Brent Sandor: Mary and the athletes were just the first part of the puzzle that we put in place. Throughout this season and next, viewers will see the evolution and focus through new content, activations and messaging. We are evolving our product offering through direct feedback with a group of 25 women retailers, professional skiers and snowboarders, media and consumers that we created this summer.
We brought these women together for the first time over two days in LA for our first Women’s Roundtable and the feedback is being directly implemented into new product design already. We are very excited to create a future shaped with our athletes and the Women’s Roundtable group.
Why add a Unisex collection? Couldn’t the women just wear the men’s if they wanted to? Does it change the breadth of the dedicated women’s lines?
Brent Sandor: Women in Japan have been wearing our men’s gear for years because they preferred the cuts and colors.
In fact, the Borderless (Unisex) Collection was born from Jacque Lammert and Darrah Reid-McLean consistently choosing to wear our men’s styles for the past two seasons. Their unique style dovetailed with the unisex trend we were seeing in streetwear and fashion.

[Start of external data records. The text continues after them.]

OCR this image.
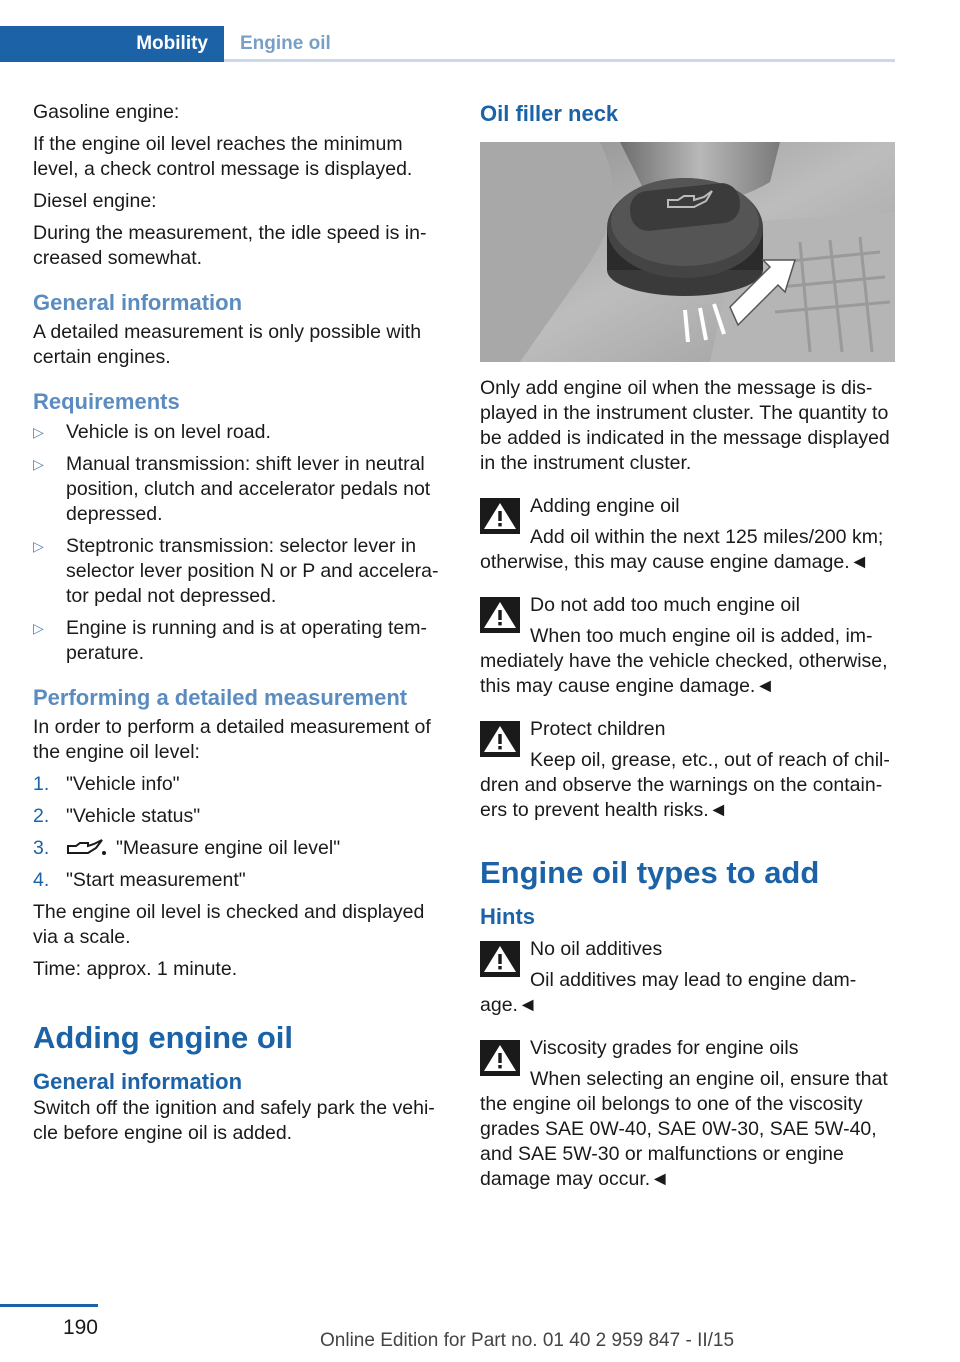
Mobility	Engine oil

Gasoline engine:

If the engine oil level reaches the minimum level, a check control message is displayed.

Diesel engine:

During the measurement, the idle speed is increased somewhat.

General information

A detailed measurement is only possible with certain engines.

Requirements
▷ Vehicle is on level road.
▷ Manual transmission: shift lever in neutral position, clutch and accelerator pedals not depressed.
▷ Steptronic transmission: selector lever in selector lever position N or P and accelerator pedal not depressed.
▷ Engine is running and is at operating temperature.
Performing a detailed measurement

In order to perform a detailed measurement of the engine oil level:

1. "Vehicle info"
2. "Vehicle status"
3.	"Measure engine oil level"
4. "Start measurement"

The engine oil level is checked and displayed via a scale.

Time: approx. 1 minute.

Adding engine oil
General information

Switch off the ignition and safely park the vehicle before engine oil is added.

Oil filler neck

Only add engine oil when the message is displayed in the instrument cluster. The quantity to be added is indicated in the message displayed in the instrument cluster.

Adding engine oil

Add oil within the next 125 miles/200 km; otherwise, this may cause engine damage.◄

Do not add too much engine oil

When too much engine oil is added, immediately have the vehicle checked, otherwise, this may cause engine damage.◄

Protect children

Keep oil, grease, etc., out of reach of children and observe the warnings on the containers to prevent health risks.◄

Engine oil types to add
Hints

No oil additives

Oil additives may lead to engine damage.◄

Viscosity grades for engine oils

When selecting an engine oil, ensure that the engine oil belongs to one of the viscosity grades SAE 0W-40, SAE 0W-30, SAE 5W-40, and SAE 5W-30 or malfunctions or engine damage may occur.◄

190
Online Edition for Part no. 01 40 2 959 847 - II/15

Mary Walsh: While it is very possible for a woman to walk into the men’s section and purchase outerwear, it’s an entirely different concept to actively offer a unisex collection to women.
The Borderless Collection creates communication between 686, retail, and consumers about the options available so all entities can work together to provide women with the options that they would like.
Snowboarders and skiers want to be able to express their sense of personal style on the hill, and the Borderless Collection is an additional avenue for female riders and skiers to do that.
Brent Sandor: It really is a statement as much as it is a merchandising strategy – that we support our badass females who want to wear something different. This decision was reinforced recently at our Women’s Roundtable when a handful of dealers from North America noted that the strategy does present something fresh and on-trend from what they are seeing, especially for the freestyle-focused female.
It does change the breadth of the women’s lines – we now offer new fits, colors and styles that were not merchandised in the women’s collection, which is great. On the other hand, we also have extended sizing in these styles, which adds SKUs to our collection, which of course creates more planning headaches. The operations team probably isn’t hyped on us for creating this collection, but we feel the offering is very important to the statement we are trying to make.